Neuroendocrine (NE) cells are enigmatically found in association with human prostate cancers and their numbers are reported to increase in advanced and hormoneresistant tumors. The origin of this cell type and the reason for their appearance in prostate tumors remains unresolved. Previously, Bang et al. (Proc Natl Acad Sci USA 1994;91:5330) reported that dibutyryl adenosine 3',5'-cyclic phosphate (db-cAMP), an agent that upregulates intracellular cAMP, was able to induce a NE cell-like phenotype of cultured human prostate cancer cells, including the androgen-sensitive LNCaP line. Here we report that chronic incubation of LNCaP cells in a medium containing 10% charcoal-stripped fetal bovine serum (CSFBS) likewise induces NE differentiation of these cells. Within 5 days of switching low density cultures of LNCaP cells to this modified medium, the cells growth arrest and acquire an altered morphology with numerous cytoplasmic secretory granules and elongated processes that resemble cultured neurons. This morphology predominates at 10 days with complete transformation seen by 20 days of culture. Electron microscopic analysis of sections of CS-FBS maintained cells showed the presence of abundant dense core secretory granules characteristic of NE cells. Immunohistochemical staining identified the upregulation of the expression of NE markers bombesin, neuron-specific enolase, and S-100 in this modified culture medium. Once established, the NE cell-like phenotype was found to be reversible upon replacement with a medium containing unmodified fetal bovine serum, but not by direct supplementation of CS-FBS medium with dihydrotestosterone (DHT) (I nM). DHT supplementation did, however, suppress the development of the NE cell-like phenotype when it was present at the initiation of exposure to CS-FBS medium.
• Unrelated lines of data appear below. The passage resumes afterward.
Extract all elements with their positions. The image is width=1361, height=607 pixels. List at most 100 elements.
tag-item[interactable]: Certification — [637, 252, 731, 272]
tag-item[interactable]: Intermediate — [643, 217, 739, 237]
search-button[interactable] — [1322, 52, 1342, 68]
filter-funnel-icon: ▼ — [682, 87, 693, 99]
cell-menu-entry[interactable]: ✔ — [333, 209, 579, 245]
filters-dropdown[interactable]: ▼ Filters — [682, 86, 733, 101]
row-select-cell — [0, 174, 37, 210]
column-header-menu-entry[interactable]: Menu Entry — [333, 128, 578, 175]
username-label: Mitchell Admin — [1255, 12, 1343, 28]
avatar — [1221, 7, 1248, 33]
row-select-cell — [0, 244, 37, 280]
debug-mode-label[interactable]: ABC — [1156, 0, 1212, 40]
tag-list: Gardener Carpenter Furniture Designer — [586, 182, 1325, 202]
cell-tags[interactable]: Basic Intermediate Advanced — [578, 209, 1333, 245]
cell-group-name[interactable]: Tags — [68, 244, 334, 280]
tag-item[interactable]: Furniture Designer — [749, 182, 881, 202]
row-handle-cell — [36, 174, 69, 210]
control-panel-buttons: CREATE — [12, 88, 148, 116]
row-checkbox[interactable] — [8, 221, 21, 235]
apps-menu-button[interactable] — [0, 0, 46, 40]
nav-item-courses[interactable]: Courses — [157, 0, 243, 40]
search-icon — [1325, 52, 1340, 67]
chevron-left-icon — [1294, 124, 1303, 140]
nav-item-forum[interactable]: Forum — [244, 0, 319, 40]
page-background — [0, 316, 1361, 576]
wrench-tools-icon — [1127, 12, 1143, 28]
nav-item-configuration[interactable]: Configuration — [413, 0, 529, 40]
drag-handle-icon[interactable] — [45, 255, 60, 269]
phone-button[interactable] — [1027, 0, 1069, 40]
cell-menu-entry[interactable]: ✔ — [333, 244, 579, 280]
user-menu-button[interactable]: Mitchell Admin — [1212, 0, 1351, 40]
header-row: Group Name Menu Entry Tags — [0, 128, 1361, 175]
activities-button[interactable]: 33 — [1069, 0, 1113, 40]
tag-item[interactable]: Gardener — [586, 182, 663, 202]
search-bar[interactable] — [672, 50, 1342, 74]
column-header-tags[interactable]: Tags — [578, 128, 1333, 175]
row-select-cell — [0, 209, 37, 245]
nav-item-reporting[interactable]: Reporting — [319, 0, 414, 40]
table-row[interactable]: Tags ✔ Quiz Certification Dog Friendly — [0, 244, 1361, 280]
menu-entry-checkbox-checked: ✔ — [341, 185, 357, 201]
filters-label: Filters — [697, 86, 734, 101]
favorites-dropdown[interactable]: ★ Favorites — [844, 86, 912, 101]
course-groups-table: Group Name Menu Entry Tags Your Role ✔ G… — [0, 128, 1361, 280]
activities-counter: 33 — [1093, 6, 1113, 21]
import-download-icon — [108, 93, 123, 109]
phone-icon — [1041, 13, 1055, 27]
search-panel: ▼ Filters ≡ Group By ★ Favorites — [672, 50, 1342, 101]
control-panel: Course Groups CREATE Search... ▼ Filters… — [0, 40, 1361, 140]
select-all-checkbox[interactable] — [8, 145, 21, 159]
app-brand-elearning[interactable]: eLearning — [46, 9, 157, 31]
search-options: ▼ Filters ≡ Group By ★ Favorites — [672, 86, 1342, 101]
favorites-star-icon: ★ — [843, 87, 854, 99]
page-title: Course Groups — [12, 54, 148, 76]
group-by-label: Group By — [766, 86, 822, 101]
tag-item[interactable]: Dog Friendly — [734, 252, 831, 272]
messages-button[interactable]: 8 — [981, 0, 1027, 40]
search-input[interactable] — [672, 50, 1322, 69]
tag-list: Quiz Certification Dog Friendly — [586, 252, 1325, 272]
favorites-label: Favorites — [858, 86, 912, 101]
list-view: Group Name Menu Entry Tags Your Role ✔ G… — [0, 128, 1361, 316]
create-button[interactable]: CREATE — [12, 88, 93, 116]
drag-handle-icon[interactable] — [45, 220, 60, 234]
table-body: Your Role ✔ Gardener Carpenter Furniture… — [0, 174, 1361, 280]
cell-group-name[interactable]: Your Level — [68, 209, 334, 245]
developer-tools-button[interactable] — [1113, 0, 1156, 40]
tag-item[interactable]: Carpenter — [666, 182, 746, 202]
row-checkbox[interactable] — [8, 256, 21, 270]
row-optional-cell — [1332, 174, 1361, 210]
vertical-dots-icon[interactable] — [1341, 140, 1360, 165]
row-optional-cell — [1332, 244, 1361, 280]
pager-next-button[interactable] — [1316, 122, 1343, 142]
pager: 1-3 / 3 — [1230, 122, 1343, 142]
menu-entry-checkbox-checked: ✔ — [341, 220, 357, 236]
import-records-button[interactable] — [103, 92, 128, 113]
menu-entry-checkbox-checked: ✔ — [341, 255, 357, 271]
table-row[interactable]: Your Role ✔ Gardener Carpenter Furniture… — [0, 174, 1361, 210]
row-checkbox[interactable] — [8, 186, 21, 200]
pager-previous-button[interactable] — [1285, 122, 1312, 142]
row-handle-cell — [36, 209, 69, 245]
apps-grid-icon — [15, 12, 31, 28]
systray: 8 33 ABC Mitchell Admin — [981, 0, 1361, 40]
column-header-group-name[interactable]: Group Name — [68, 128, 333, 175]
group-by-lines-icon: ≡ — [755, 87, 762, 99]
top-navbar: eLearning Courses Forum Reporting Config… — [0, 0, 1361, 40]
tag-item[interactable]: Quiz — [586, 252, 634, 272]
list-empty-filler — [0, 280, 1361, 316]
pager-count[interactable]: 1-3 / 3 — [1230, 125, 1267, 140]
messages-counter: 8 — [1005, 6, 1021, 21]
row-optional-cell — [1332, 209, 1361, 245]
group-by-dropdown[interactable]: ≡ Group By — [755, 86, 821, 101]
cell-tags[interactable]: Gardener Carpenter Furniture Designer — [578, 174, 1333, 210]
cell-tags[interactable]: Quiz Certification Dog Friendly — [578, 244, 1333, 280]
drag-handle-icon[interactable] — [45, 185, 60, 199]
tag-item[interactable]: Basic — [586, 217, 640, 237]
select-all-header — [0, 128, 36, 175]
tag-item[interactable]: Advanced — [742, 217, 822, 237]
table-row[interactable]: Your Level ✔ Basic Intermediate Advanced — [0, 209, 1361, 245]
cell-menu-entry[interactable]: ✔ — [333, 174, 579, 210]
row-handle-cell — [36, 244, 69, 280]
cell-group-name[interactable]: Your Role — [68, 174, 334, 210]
In contrast to db-cAMP treatment, which did not affect prostate specific antigen (PSA) or androgen receptor (AR) expression of LNCaP cells, NE-differentiated LNCaP cells derived in this hormone-deficient medium showed marked downregulation of PSA and AR expression. These in vitro results further support the concept that prostate cancer cells can tranform in vivo to cells with a NE phenotype and suggest that this transformation might be accelerated in patients by certain therapies for prostate cancer.
神经内分泌(NE)细胞神秘地与人类前列腺癌相关联,据报道其数量在晚期和激素抵抗性肿瘤中会增加。这种细胞类型的起源及其在前列腺肿瘤中出现的原因仍未明确。此前,Bang等人(《美国国家科学院院刊》1994年;91:5330)报道,二丁酰腺苷3',5'-环磷酸酯(db-cAMP),一种上调细胞内cAMP的物质,能够诱导培养的人类前列腺癌细胞呈现NE细胞样表型,包括雄激素敏感的LNCaP细胞系。在此我们报道,将LNCaP细胞在含有10%活性炭处理胎牛血清(CSFBS)的培养基中长时间培养同样能诱导这些细胞发生NE分化。将低密度培养的LNCaP细胞转入这种改良培养基5天内,细胞生长停滞并获得改变的形态,具有大量细胞质分泌颗粒和类似培养神经元的细长突起。这种形态在10天时占主导,培养20天时可见完全转变。对CS-FBS培养的细胞切片进行电子显微镜分析显示存在大量典型的NE细胞致密核心分泌颗粒。免疫组织化学染色鉴定出在这种改良培养基中NE标志物蛙皮素、神经元特异性烯醇化酶和S-100的表达上调。一旦形成,发现NE细胞样表型在用含有未处理胎牛血清的培养基替换后是可逆的,但用二氢睾酮(DHT)(1 nM)直接补充CS-FBS培养基则不能使其逆转。然而,在开始接触CS-FBS培养基时存在DHT可抑制NE细胞样表型的发展。与不影响LNCaP细胞前列腺特异性抗原(PSA)或雄激素受体(AR)表达的db-cAMP处理不同,在这种激素缺乏培养基中诱导产生的NE分化LNCaP细胞显示PSA和AR表达明显下调。这些体外结果进一步支持了前列腺癌细胞可在体内转变为具有NE表型细胞的概念,并表明这种转变在前列腺癌患者中可能会因某些前列腺癌治疗而加速。